/titanic-survivors

This is the project I did for my Udacity Nanodegree Program - Write a Data Science Blog Post Project

Primary LanguageJupyter Notebook

Table of Contents

  1. Installation
  2. Project Motivation
  3. File Descriptions
  4. Results
  5. Licensing and Acknowledgements

Installation

To run this project you need Python 3+ installed along with Jupyter Notebook to work on the same. Other python packages used for the analysis are:

Project Motivation

The sinking of the Titanic is one of the most infamous shipwrecks in history. On April 15, 1912, during her maiden voyage, the widely considered “unsinkable” RMS Titanic sank after colliding with an iceberg. Unfortunately, there weren’t enough lifeboats for everyone onboard, resulting in the death of 1502 out of 2224 passengers and crew. While there was some element of luck involved in surviving, it seems some groups of people were more likely to survive than others.

With this analysis, I wanted to confirm some thoughts I had after I watched the movie Titanic.

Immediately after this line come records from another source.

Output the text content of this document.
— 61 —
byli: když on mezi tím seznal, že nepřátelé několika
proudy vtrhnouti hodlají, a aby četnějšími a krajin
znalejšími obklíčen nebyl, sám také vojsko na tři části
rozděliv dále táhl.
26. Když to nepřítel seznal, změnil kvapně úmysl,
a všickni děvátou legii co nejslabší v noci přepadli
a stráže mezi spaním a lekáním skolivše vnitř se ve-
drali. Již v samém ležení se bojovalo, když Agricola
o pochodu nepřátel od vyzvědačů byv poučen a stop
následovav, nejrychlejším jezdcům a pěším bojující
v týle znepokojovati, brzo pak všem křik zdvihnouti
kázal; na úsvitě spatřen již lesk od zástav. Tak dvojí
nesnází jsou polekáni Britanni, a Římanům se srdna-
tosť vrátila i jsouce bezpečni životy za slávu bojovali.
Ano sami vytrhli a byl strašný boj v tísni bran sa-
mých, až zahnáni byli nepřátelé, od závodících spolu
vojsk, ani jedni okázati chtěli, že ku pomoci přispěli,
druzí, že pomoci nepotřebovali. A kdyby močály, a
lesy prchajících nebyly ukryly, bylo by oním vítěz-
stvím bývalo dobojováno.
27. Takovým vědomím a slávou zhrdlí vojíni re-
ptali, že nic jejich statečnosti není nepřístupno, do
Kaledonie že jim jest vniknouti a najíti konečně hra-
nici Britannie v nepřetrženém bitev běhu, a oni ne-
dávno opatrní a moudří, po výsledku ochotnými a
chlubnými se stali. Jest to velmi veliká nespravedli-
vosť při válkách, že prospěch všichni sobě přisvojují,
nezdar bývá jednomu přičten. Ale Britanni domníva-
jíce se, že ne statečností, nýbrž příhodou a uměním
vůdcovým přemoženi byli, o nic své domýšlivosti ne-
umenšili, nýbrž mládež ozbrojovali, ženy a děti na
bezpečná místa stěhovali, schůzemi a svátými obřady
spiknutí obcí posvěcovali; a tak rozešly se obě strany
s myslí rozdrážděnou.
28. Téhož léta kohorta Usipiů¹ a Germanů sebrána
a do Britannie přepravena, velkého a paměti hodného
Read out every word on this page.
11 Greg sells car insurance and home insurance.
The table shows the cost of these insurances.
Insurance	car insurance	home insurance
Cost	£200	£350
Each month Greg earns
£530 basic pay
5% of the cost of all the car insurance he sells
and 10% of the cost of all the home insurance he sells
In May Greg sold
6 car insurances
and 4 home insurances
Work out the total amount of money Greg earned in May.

  1. In the movie it was shown that women and children were first sent on life boats when the Titanic sunk. I want to confirm whether the data gave the same outcome and that there was a better chance of survival if you were a female or a child.
  2. Similar to the above one, whether there was a better chance of survival if you were from the first class?
  3. What factors contributed most to the survival of passengers on the Titanic?
  4. Given a new passenger on the Titanic, with what certainty can my model predict whether the passenger can survive or not?

File Descriptions

  • train.csv - training dataset for this project
  • test.csv - test dataset for this project
  • ground_truth.csv - actual result for test dataset
  • titanic-dataset-exploration.ipynb - Jupyter notebook that consists my analysis for the questions above. I have made sure that the notebook is readable and gives you an insight into my thought process during each step.

Results

The main findings of the code can be found at the post available here.

Licensing and Acknowledgements

The information for this project can be found here - Titanic - Machine Learning for Disaster

Licensing for the data and more information about the dataset in general can be found on the same link. I have also added the dataset to this repo just in case.